When implementing data refresh strategies in Power BI for bigger models, it is always very important to improve on them in such a way that there's a good compromise between the age of the data and the performance of the system. Here are some ways in which you can configure incremental refresh more efficiently:
Partitioning Strategy: Determine parts of your data that are volatile and those that are fixed over time. For example, in the case of sales data, recent daily sales information may require fast updates, while older or historical sales data may not. Create partitions relevant to the time frame of the data to be refreshed, such that if the last few months or weeks of data are to be refreshed, then only that data is refreshed.
Use of Range Start And Range End Parameters: When defining the correctness of incremental refresh, besides the mentioned conditions, you will have to create two parameters – "RangeStart" and "RangeEnd." These two parameters represent the dates that have to be refreshed. These parameters will ensure that the data that is queried and refreshed is only that which falls within the specified range, hence eliminating unnecessary loads.

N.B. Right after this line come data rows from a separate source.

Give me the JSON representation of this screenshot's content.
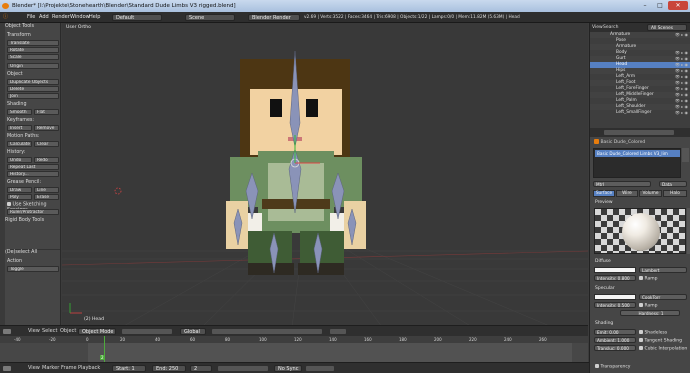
{
  "titlebar": {
    "title": "Blender* [I:\\Projekte\\Stonehearth\\Blender\\Standard Dude Limbs V3 rigged.blend]",
    "minimize": "–",
    "maximize": "□",
    "close": "✕"
  },
  "infobar": {
    "menus": [
      "File",
      "Add",
      "Render",
      "Window",
      "Help"
    ],
    "layout": "Default",
    "scene": "Scene",
    "engine": "Blender Render",
    "stats": "v2.69 | Verts:3522 | Faces:3464 | Tris:6908 | Objects:1/22 | Lamps:0/0 | Mem:11.82M (5.63M) | Head"
  },
  "toolshelf": {
    "header": "Object Tools",
    "transform": "Transform",
    "transform_buttons": [
      "Translate",
      "Rotate",
      "Scale",
      "Origin"
    ],
    "object": "Object",
    "object_buttons": [
      "Duplicate Objects",
      "Delete",
      "Join"
    ],
    "shading": "Shading",
    "smooth": "Smooth",
    "flat": "Flat",
    "keyframes": "Keyframes:",
    "insert": "Insert",
    "remove": "Remove",
    "motion_paths": "Motion Paths:",
    "calculate": "Calculate",
    "clear": "Clear",
    "history": "History:",
    "undo": "Undo",
    "redo": "Redo",
    "repeat_last": "Repeat Last",
    "history_btn": "History...",
    "grease_pencil": "Grease Pencil:",
    "draw": "Draw",
    "line": "Line",
    "poly": "Poly",
    "erase": "Erase",
    "use_sketching": "Use Sketching Sessions",
    "ruler": "Ruler/Protractor",
    "rigid_body": "Rigid Body Tools",
    "operator": "(De)select All",
    "action_label": "Action",
    "action_value": "Toggle"
  },
  "viewport": {
    "view_name": "User Ortho",
    "object_name": "(2) Head"
  },
  "viewhdr": {
    "view": "View",
    "select": "Select",
    "object": "Object",
    "mode": "Object Mode",
    "pivot": "Global"
  },
  "timeline": {
    "ticks": [
      "-40",
      "-20",
      "0",
      "20",
      "40",
      "60",
      "80",
      "100",
      "120",
      "140",
      "160",
      "180",
      "200",
      "220",
      "240",
      "260"
    ],
    "current_frame": "2"
  },
  "tlhdr": {
    "view": "View",
    "marker": "Marker",
    "frame": "Frame",
    "playback": "Playback",
    "start": "Start: 1",
    "end": "End: 250",
    "current": "2",
    "sync": "No Sync"
  },
  "outliner": {
    "view": "View",
    "search": "Search",
    "scenes": "All Scenes",
    "rows": [
      "Armature",
      "Pose",
      "Armature",
      "Body",
      "Gurt",
      "Head",
      "Hips",
      "Left_Arm",
      "Left_Foot",
      "Left_ForeFinger",
      "Left_MiddleFinger",
      "Left_Palm",
      "Left_Shoulder",
      "Left_SmallFinger"
    ]
  },
  "props": {
    "breadcrumb": "Basic Dude_Colored",
    "material_slot": "Basic Dude_Colored Limbs V3_lim",
    "material_name": "Mtrl",
    "data_label": "Data",
    "tabs": [
      "Surface",
      "Wire",
      "Volume",
      "Halo"
    ],
    "preview": "Preview",
    "diffuse": "Diffuse",
    "diffuse_shader": "Lambert",
    "intensity": "Intensity: 0.800",
    "ramp": "Ramp",
    "specular": "Specular",
    "spec_shader": "CookTorr",
    "spec_intensity": "Intensity: 0.500",
    "hardness": "Hardness: 1",
    "shading": "Shading",
    "emit": "Emit: 0.00",
    "ambient": "Ambient: 1.000",
    "translucency": "Transluc: 0.000",
    "shadeless": "Shadeless",
    "tangent": "Tangent Shading",
    "cubic": "Cubic Interpolation",
    "transparency": "Transparency"
  },
  "colors": {
    "accent": "#e87d0d",
    "selected": "#5680c2",
    "hair": "#4d3613",
    "skin": "#f2d2a2",
    "shirt": "#6d8f60",
    "pants": "#3f5c35",
    "bone": "#8a93b8"
  }
}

Polish the Data Queries: You can manipulate the Power Query itself so that the data gets loaded in Power BI only after applying the necessary filters. Ensure that the queries are as simple as possible and only reach the records needed for the incremental refresh period. This may require ignoring some loaded data or any other data that is not necessary, especially with large databases.
Evaluate and Track Efficiency: First, monitor the refresh process to determine whether it is performing within the input parameters set. Then, evaluate the length of time per refresh period and alter the settings accordingly. For instance, shrinking the data range or leaving some tables out of refresh may help shorten the refresh duration.

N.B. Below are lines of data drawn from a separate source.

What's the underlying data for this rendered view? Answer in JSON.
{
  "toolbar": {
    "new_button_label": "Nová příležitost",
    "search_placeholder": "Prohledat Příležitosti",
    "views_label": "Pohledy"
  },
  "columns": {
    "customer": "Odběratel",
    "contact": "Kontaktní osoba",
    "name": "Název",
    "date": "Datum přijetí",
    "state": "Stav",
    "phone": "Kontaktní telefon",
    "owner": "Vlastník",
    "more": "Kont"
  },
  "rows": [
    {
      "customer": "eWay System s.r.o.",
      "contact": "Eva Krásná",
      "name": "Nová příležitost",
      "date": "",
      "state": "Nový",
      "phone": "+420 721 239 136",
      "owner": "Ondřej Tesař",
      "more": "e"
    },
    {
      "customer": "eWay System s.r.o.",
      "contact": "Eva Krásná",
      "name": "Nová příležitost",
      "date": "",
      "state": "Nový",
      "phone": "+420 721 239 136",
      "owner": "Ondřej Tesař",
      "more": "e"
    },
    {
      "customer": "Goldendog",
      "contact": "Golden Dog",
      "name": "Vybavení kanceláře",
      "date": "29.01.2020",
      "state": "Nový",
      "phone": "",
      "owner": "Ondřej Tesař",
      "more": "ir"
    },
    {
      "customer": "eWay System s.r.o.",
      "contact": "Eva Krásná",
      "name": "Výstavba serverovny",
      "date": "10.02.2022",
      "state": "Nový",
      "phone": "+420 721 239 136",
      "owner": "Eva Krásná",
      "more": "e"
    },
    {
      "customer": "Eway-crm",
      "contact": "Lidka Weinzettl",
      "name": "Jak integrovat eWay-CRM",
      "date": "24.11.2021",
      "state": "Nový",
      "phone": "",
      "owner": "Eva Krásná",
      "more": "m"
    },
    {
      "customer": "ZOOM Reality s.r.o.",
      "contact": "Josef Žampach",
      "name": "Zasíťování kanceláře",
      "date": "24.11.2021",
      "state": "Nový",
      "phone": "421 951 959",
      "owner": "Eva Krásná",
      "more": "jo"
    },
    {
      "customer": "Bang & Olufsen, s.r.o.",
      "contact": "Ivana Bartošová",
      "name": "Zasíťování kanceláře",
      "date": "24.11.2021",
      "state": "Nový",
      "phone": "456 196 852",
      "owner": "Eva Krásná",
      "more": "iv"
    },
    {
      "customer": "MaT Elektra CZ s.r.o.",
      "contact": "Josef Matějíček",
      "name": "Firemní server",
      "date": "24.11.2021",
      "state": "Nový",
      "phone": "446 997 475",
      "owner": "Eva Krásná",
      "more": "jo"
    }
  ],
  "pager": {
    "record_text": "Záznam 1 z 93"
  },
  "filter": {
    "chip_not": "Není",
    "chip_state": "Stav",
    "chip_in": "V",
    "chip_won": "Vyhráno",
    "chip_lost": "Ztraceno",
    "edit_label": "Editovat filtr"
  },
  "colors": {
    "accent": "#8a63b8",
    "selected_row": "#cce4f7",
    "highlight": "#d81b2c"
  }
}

Define and Implement Retention Policies: Also, consider that, on the contrary, especially when within a given period, the target audience is given too many updates, and chances are performance might be affected. Retention policies should be employed to indicate the allowable period for keeping the respective dataset containing the historical information and, once surpassed, disposing of or storing the irrelevant data. This helps in the context that only the relevant data is kept in the model with Power BI on the users' behalf.
Concentrate on Power BI Premium Advantages: However, if you are on Power BI Premium, use the increment refresh and archive mechanism more effectively because of the additional resources and increased database size. Premium features, increased storage, and reduced refresh times can lessen the turnaround time for processing large tables.
Doing so will enhance the efficiency of data refresh without altering the integrity of the data published in your reports. Nonetheless, it should be noted that configuring incremental refresh policies greatly impacts the system's efficiency regarding data processing and currency.